A Merseyside County Council has been criticized today for its catalog of failures that drove a huge tree to fall on the car of a very pregnant mother, killing her baby.
Liz Stear was 36 weeks pregnant and was driving along Arrowe Park Road to Wirral, when a large horse chestnut branch fell on her Audi A4, breaking her windshield and hitting her abdomen. .
The baby, named Lucia, was born by an emergency cesarean section, but died at the hospital at the age of 15 hours as a result of the November 10, 2016 incident.
Today, a two-week investigation is over, with a jury deciding on a hard-hitting verdict that revealed how much the Wirral Council was repeatedly at fault before the tragedy.
And because a similar tree fall "almost missing" early 2015 had not been properly probed, nothing could prevent Lucia's sudden death, the Liverpool Coroner's Court announced.
The tot died as a result of an "accident", caused by local authorities "having not implemented a dynamic and efficient tree management system for the parks and the campaign up to the end.
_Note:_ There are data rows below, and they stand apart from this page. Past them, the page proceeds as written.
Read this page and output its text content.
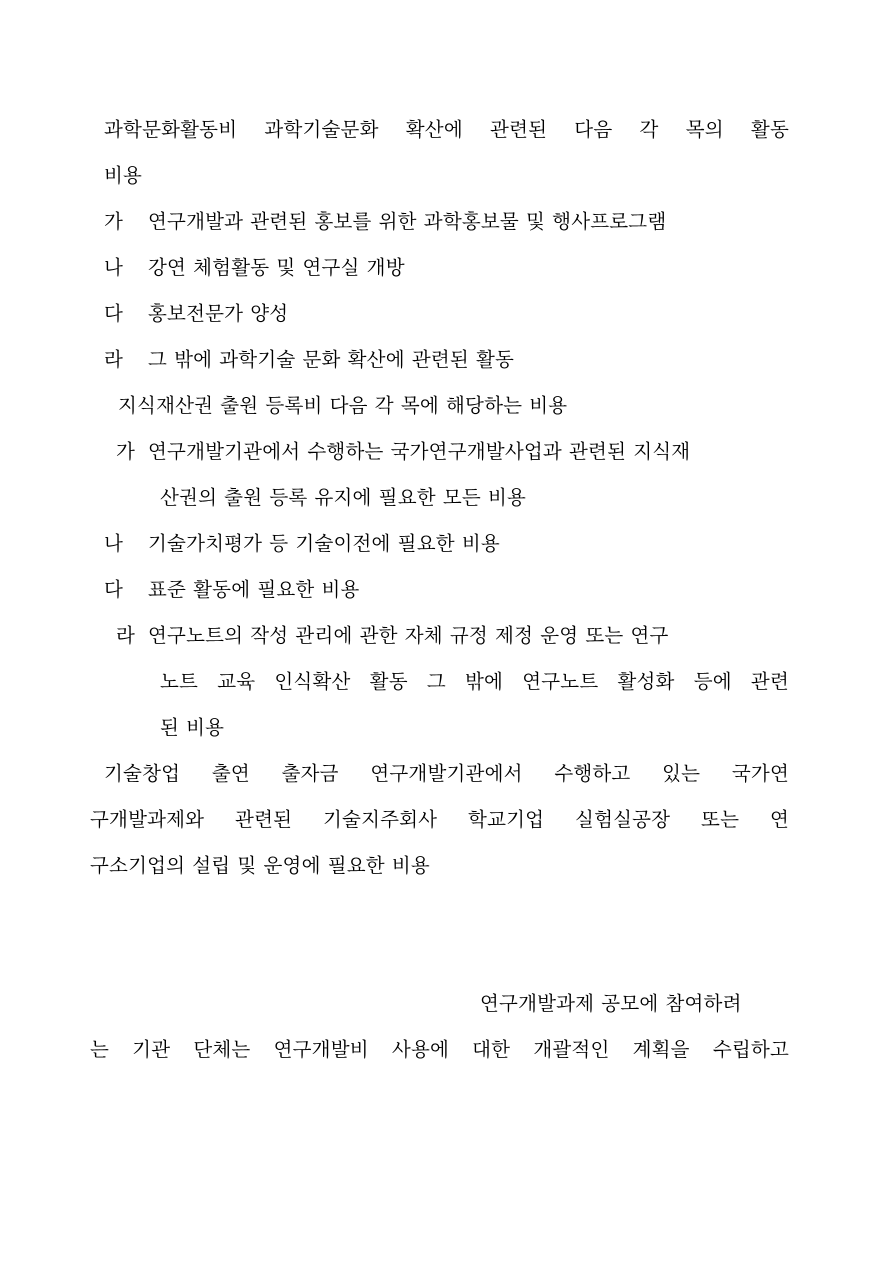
과학문화활동비 과학기술문화 확산에 관련된 다음 각 목의 활동
비용
가 연구개발과 관련된 홍보를 위한 과학홍보물 및 행사프로그램
나 강연 체험활동 및 연구실 개방
다 홍보전문가 양성
라 그 밖에 과학기술 문화 확산에 관련된 활동
지식재산권 출원 등록비 다음 각 목에 해당하는 비용
가 연구개발기관에서 수행하는 국가연구개발사업과 관련된 지식재
산권의 출원 등록 유지에 필요한 모든 비용
나 기술가치평가 등 기술이전에 필요한 비용
다 표준 활동에 필요한 비용
라 연구노트의 작성 관리에 관한 자체 규정 제정 운영 또는 연구
노트 교육 인식확산 활동 그 밖에 연구노트 활성화 등에 관련
된 비용
기술창업 출연 출자금 연구개발기관에서 수행하고 있는 국가연
구개발과제와 관련된 기술지주회사 학교기업 실험실공장 또는 연
구소기업의 설립 및 운영에 필요한 비용
연구개발과제 공모에 참여하려
는 기관 단체는 연구개발비 사용에 대한 개괄적인 계획을 수립하고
November 2016 ".
The verdict added: "There was a complete failure to put in place a tree management policy in the parks and the countryside, and a complete lack of risk management for trees likely to fall on the highways.
"There had been no official tree inspection in Arrowe Park for 13 years."
In January 2015, almost two years ago, no lesson on a different tree fell on Arrowe Park Road.
The narrative verdict continued as follows: "Inadequate measures were taken to investigate the failing beech tree that fell on Arrowe Park Road in January 2015 and rectify the mistakes that had been made, including by not recruiting and not employing it. specialized staff for tree management.
"If the incident had been properly investigated, tree repairs along the Arrowe Park Road boundary would have been completed.
"We missed opportunities to avoid other serious incidents, despite staff concerns and near misses."
A jury also agreed that the chestnut tree that fell on Mrs. Stear's car was clearly riddled with "bleeding chancre", which would have been evident over the past four years.
The verdict stated: "The Parks and Countryside staff had not been adequately trained in tree management and hazard identification, there was no training program Mandatory or arboreal agent employed by Wirrral City Council since 2003. "
Finally, the jury concluded that there was "a systemic lack of accountability and poor communication within the departments of the Wirral District Council".
The mother of three family said she felt a "period-type pain" when she was in the ambulance and repeatedly asked to be taken to the Arrowe Park Hospital, located at proximity, where was the accident.
But Ms. Stear, whose other two children were in the car at the time, was taken to Aintree Hospital.
The court, sitting in Kirkdale, heard: "… a midwife could not locate Lucia's heartbeat.
At 9:10, a quick scan was made, showing that Lucia's heart was beating slowly at about 60 beats per minute.
"At 9:19, it was decided to take Mrs. Stear for an emergency laparotomy and a caesarean section.
"She arrived at the theater at 9:30 am and at 10:01 am Lucia was born without any sign of life.
Lucia was resuscitated by teams from Aintree Hospital and Liverpool Women's Hospital, and North West Ambulance was transferred to Liverpool Women's Hospital and arrived at 12:40.
"The tests showed that Lucie had a multi-organ failure and was extubated, she died at 11:11 on November 11, 2016."
It is considered that a baby is born at term if born between 37 and 42 weeks of age, which means that Mrs. Stear's pregnancy was just before that stage.
At Liverpool Coroner's Court, in Kirkdale, legal representatives of the Liverpool Women's Hospital, Wirral Council. Northwest ambulance services, Merseyside Police, Health and Safety Officer (HSE) and Stear family lawyers attended the proceedings.
Until now, the Alistair family did not wish to comment.